The following formats are defined:

• "scRNA":
  This format is recommended for single cell RNA-sequencing experiments. It returns a X field that contains the S+A count of each gene in each cell without any extra layers.

• "snRNA":
  This format is recommended for single nucleus RNA-sequencing experiments. It returns a X field that contains the U+S+A count of each gene in each cell without any extra layers.

• "raw":
  This format uses the S count matrix as the X field and put the U, S, and A counts into three separate layers, which are "unspliced", "spliced" and "ambiguous".

• "velocity":
  This format is the same as "scRNA", except it contains two extra layers: the "spliced" layer, which contains the S+A counts, and the "unspliced" layer, which contains the U counts.
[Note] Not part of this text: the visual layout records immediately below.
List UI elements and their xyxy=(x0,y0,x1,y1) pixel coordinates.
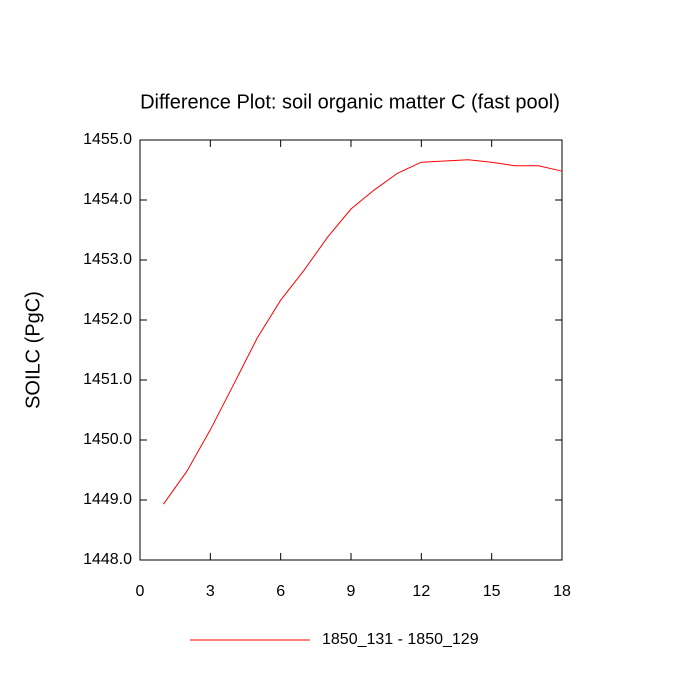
x-tick-label: 3 xyxy=(206,583,215,600)
y-tick-label: 1453.0 xyxy=(83,251,132,268)
chart-title: Difference Plot: soil organic matter C (… xyxy=(140,91,560,113)
legend-label: 1850_131 - 1850_129 xyxy=(322,631,479,648)
y-axis-label: SOILC (PgC) xyxy=(22,291,44,409)
x-tick-label: 0 xyxy=(136,583,145,600)
y-tick-label: 1448.0 xyxy=(83,551,132,568)
y-tick-label: 1451.0 xyxy=(83,371,132,388)
x-tick-label: 12 xyxy=(412,583,430,600)
y-tick-label: 1452.0 xyxy=(83,311,132,328)
x-tick-label: 6 xyxy=(276,583,285,600)
y-tick-label: 1449.0 xyxy=(83,491,132,508)
data-line xyxy=(163,159,563,505)
plot-frame xyxy=(139,139,563,561)
y-tick-label: 1450.0 xyxy=(83,431,132,448)
x-tick-label: 9 xyxy=(347,583,356,600)
x-tick-label: 15 xyxy=(483,583,501,600)
y-tick-label: 1455.0 xyxy=(83,131,132,148)
x-tick-label: 18 xyxy=(553,583,571,600)
y-tick-label: 1454.0 xyxy=(83,191,132,208)
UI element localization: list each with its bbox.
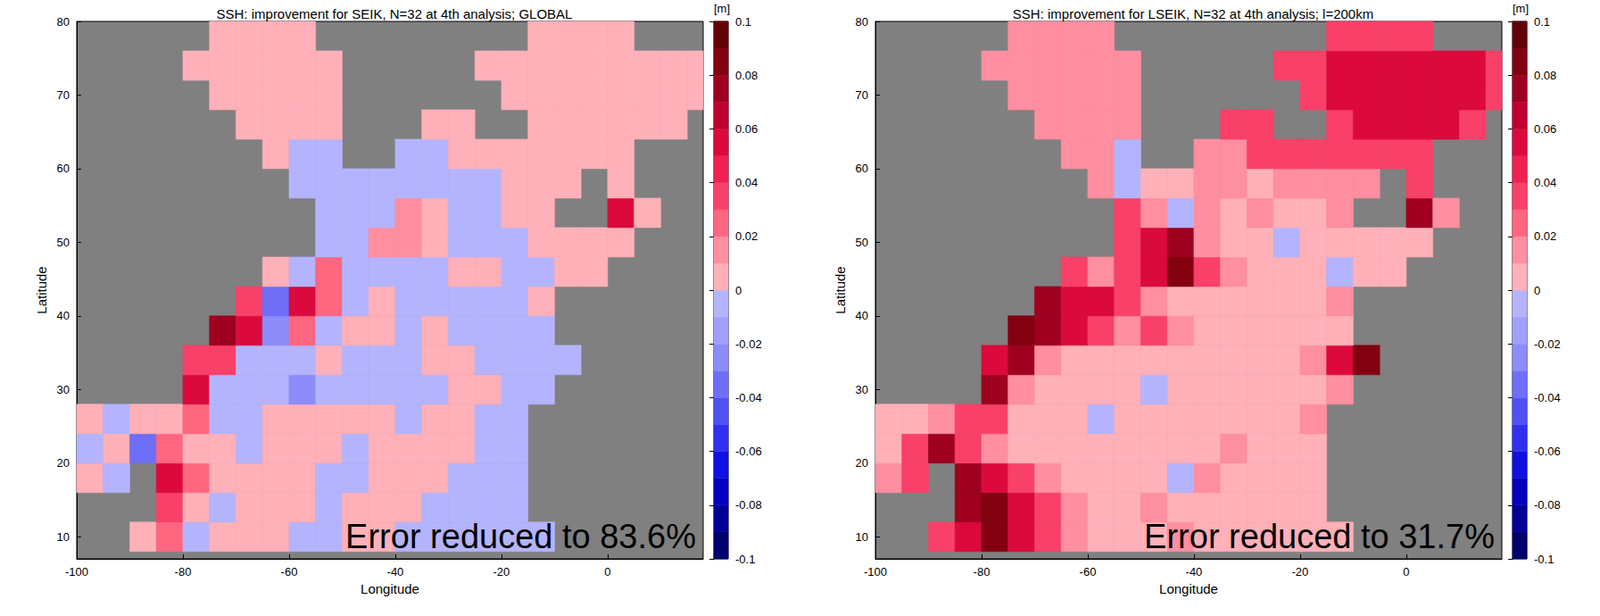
svg-text:0.06: 0.06 xyxy=(735,122,758,136)
svg-text:-0.1: -0.1 xyxy=(1533,552,1554,566)
svg-text:50: 50 xyxy=(855,235,869,249)
svg-text:40: 40 xyxy=(855,308,869,323)
svg-text:-60: -60 xyxy=(281,564,299,579)
svg-text:[m]: [m] xyxy=(713,1,730,16)
svg-text:SSH: improvement for LSEIK, N=: SSH: improvement for LSEIK, N=32 at 4th … xyxy=(1012,6,1374,22)
svg-text:Error reduced to 83.6%: Error reduced to 83.6% xyxy=(345,517,697,556)
svg-text:SSH: improvement for SEIK, N=3: SSH: improvement for SEIK, N=32 at 4th a… xyxy=(216,6,573,22)
svg-text:0: 0 xyxy=(1402,564,1410,579)
svg-text:-40: -40 xyxy=(1185,564,1203,579)
svg-text:Longitude: Longitude xyxy=(360,580,420,597)
svg-text:-0.08: -0.08 xyxy=(735,497,763,512)
svg-text:Latitude: Latitude xyxy=(33,265,50,314)
svg-text:0.08: 0.08 xyxy=(1533,68,1557,83)
svg-text:0.06: 0.06 xyxy=(1533,122,1557,136)
svg-text:60: 60 xyxy=(855,161,869,175)
svg-text:70: 70 xyxy=(855,88,869,102)
svg-text:Longitude: Longitude xyxy=(1159,580,1219,597)
svg-text:0.04: 0.04 xyxy=(1533,175,1557,190)
svg-text:60: 60 xyxy=(57,161,70,175)
svg-text:0: 0 xyxy=(604,564,611,579)
svg-text:70: 70 xyxy=(57,88,70,102)
svg-text:20: 20 xyxy=(57,455,70,470)
svg-text:-100: -100 xyxy=(65,564,89,579)
svg-text:-0.04: -0.04 xyxy=(1533,390,1561,405)
svg-text:0.08: 0.08 xyxy=(735,68,758,83)
svg-text:-0.06: -0.06 xyxy=(735,444,763,458)
svg-text:-100: -100 xyxy=(863,564,888,579)
svg-text:-60: -60 xyxy=(1079,564,1097,579)
svg-text:-0.1: -0.1 xyxy=(735,552,755,566)
svg-text:-0.06: -0.06 xyxy=(1533,444,1561,458)
svg-text:0: 0 xyxy=(735,283,742,298)
svg-text:0.02: 0.02 xyxy=(735,229,758,243)
svg-text:80: 80 xyxy=(855,15,869,29)
svg-text:20: 20 xyxy=(855,455,869,470)
svg-text:0.1: 0.1 xyxy=(1533,15,1551,29)
svg-text:80: 80 xyxy=(57,15,70,29)
svg-text:10: 10 xyxy=(855,530,869,544)
svg-text:30: 30 xyxy=(855,382,869,397)
svg-text:[m]: [m] xyxy=(1512,1,1529,16)
svg-text:40: 40 xyxy=(57,308,70,323)
svg-text:10: 10 xyxy=(57,530,70,544)
svg-text:-0.02: -0.02 xyxy=(735,337,763,351)
svg-text:-20: -20 xyxy=(1292,564,1310,579)
svg-text:0.02: 0.02 xyxy=(1533,229,1557,243)
svg-text:-20: -20 xyxy=(493,564,511,579)
svg-text:-40: -40 xyxy=(387,564,405,579)
svg-text:30: 30 xyxy=(57,382,70,397)
svg-text:0: 0 xyxy=(1533,283,1541,298)
svg-text:0.1: 0.1 xyxy=(735,15,752,29)
svg-text:50: 50 xyxy=(57,235,70,249)
svg-text:-80: -80 xyxy=(174,564,192,579)
svg-text:-80: -80 xyxy=(973,564,991,579)
svg-text:-0.04: -0.04 xyxy=(735,390,763,405)
svg-text:Error reduced to 31.7%: Error reduced to 31.7% xyxy=(1144,517,1495,556)
svg-text:Latitude: Latitude xyxy=(832,265,848,314)
svg-text:-0.08: -0.08 xyxy=(1533,497,1561,512)
svg-text:-0.02: -0.02 xyxy=(1533,337,1561,351)
svg-text:0.04: 0.04 xyxy=(735,175,758,190)
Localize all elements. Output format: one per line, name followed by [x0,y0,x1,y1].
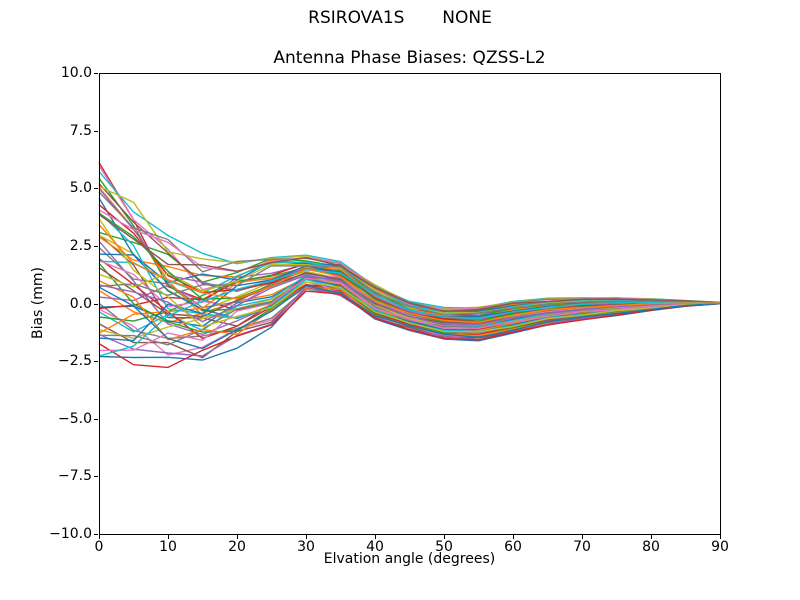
y-tick-label: 2.5 [69,237,92,254]
bias-curve [98,214,721,312]
x-tick-label: 40 [366,539,384,555]
x-tick-label: 60 [504,539,522,555]
x-tick-label: 10 [159,539,177,555]
y-tick-label: −5.0 [58,410,92,427]
bias-curve [98,265,721,316]
bias-curve [98,188,721,321]
y-tick-label: −10.0 [49,526,92,542]
x-tick-label: 30 [297,539,315,555]
axes-title: Antenna Phase Biases: QZSS-L2 [273,48,546,68]
bias-curve [98,290,721,369]
bias-curve [98,218,721,333]
x-tick-label: 70 [573,539,591,555]
bias-curve [98,224,721,324]
bias-curve [98,209,721,311]
y-tick-label: 7.5 [69,122,92,139]
x-tick-label: 80 [642,539,660,555]
bias-curve [98,277,721,352]
x-tick-label: 20 [228,539,246,555]
x-tick-label: 90 [711,539,729,555]
y-tick-label: 0.0 [69,295,92,312]
bias-curve [98,269,721,357]
bias-curve [98,285,721,350]
y-tick-label: 5.0 [69,180,92,197]
y-tick-label: 10.0 [60,65,92,81]
y-tick-label: −2.5 [58,353,92,370]
axes-spines [99,73,721,535]
x-tick-label: 0 [94,539,104,555]
x-tick-label: 50 [435,539,453,555]
bias-curve [98,274,721,326]
x-axis-label: Elvation angle (degrees) [323,551,496,567]
y-tick-label: −7.5 [58,468,92,485]
bias-curve [98,191,721,311]
bias-curve [98,278,721,339]
figure-suptitle: RSIROVA1S NONE [308,8,492,28]
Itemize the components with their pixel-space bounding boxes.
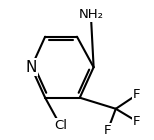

A custom output format can be defined using a Dictionary specifying the desired format of the output Anndata object.
If the input is not a USA mode quantification directory, this parameter is ignored and the count matrix is returned in the X field of the returned AnnData object. If the input quantification directory contains a USA mode quantification, then there are 3 sub-matrices that can be referenced in the dictionary; 'U', 'S', 'A' containing, respectively, unspliced, spliced and ambiguous counts. The dictionary should have entries of the form key (str) : value (list[str]). The following constraints apply : there should be one key-value pair with the key X, the resulting counts will be returned in the X field of the AnnData object. There can be an arbitrary number of other key-value pairs, but each will be returned as a layer of the resulting AnnData object. Within the key-value pairs, the key refers to the layer name that will be given to the combined count matrix upon output, and the value should be a subset of ['U', 'S', 'A'] that defines which sub-matrices should be summed. For example: {'X' : ['S', 'A'], 'unspliced' : ['U']} will result in a return AnnData object where the X field has a matrix in which each entry corresponds to the summed spliced and ambiguous counts for each gene in each cell, and there is an additional "unspliced" layer, whose counts are taken directly from the unspliced sub-matrix.

Returns

An AnnData object with X and layers corresponding to the requested output_format.